- 4 thick slices sourdough
- For brushing: extra-virgin olive oil
- 2 garlic cloves, halved
- 1 kg mussels, debearded and scrubbed
- 2 fresh chorizo sausages (100gm each), thickly sliced
- 1 cup (loosely packed) flat-leaf parsley, coarsely torn
- 1 tsp coriander seeds, crushed
- 2 vine-ripened tomatoes, seeds discarded, finely diced
- 60 ml (¼ cup) Sherry vinegar
- 60 ml (¼ cup) extra-virgin olive oil
- 2 golden shallots, finely chopped
- 2 small garlic cloves, crushed
- 2 tbsp thinly sliced basil
- 1For tomato-sherry vinaigrette, combine ingredients in a large bowl and season to taste.
- 2Brush bread with oil and char-grill over high heat, turning once, until golden and charred on both sides (2-4 minutes). Rub with cut sides of garlic and keep warm.
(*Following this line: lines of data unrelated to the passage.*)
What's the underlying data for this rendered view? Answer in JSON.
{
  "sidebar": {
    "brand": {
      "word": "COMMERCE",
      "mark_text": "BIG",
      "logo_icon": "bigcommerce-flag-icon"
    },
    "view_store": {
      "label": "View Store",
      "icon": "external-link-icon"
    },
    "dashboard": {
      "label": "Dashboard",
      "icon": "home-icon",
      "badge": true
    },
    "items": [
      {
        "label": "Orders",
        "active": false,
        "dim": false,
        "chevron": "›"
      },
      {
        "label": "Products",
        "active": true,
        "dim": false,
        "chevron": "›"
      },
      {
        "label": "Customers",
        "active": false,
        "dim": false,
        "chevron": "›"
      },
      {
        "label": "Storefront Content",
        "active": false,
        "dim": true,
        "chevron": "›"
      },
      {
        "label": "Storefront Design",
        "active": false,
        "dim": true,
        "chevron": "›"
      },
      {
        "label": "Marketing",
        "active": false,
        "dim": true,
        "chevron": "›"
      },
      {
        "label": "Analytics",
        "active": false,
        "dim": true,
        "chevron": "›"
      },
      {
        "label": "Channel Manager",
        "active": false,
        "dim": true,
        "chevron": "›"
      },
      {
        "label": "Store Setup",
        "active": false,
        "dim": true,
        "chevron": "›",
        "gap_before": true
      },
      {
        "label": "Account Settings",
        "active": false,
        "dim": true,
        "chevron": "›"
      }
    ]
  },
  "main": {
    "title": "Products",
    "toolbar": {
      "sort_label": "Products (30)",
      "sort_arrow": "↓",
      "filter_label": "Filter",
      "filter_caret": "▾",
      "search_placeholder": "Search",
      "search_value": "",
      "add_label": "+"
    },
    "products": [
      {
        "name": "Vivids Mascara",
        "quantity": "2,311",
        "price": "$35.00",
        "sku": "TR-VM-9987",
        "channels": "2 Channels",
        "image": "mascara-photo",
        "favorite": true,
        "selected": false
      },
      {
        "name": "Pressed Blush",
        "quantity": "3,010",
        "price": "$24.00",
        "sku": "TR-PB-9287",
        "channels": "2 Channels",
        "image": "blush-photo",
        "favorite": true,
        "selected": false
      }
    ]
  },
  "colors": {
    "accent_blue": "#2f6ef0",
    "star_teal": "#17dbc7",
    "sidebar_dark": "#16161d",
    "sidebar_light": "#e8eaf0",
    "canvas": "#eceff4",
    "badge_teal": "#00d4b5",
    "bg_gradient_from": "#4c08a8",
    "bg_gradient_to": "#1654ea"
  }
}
- 3Grill mussels and chorizo on a barbecue, turning once, removing mussels as they open, until chorizo is golden and cooked through and all mussels are open (6-8 minutes for chorizo; 8-10 minutes for mussels). Transfer to tomato-sherry vinaigrette bowl, toss to combine and season to taste. Spoon onto grilled bread, drizzle with juices and serve scattered with parsley.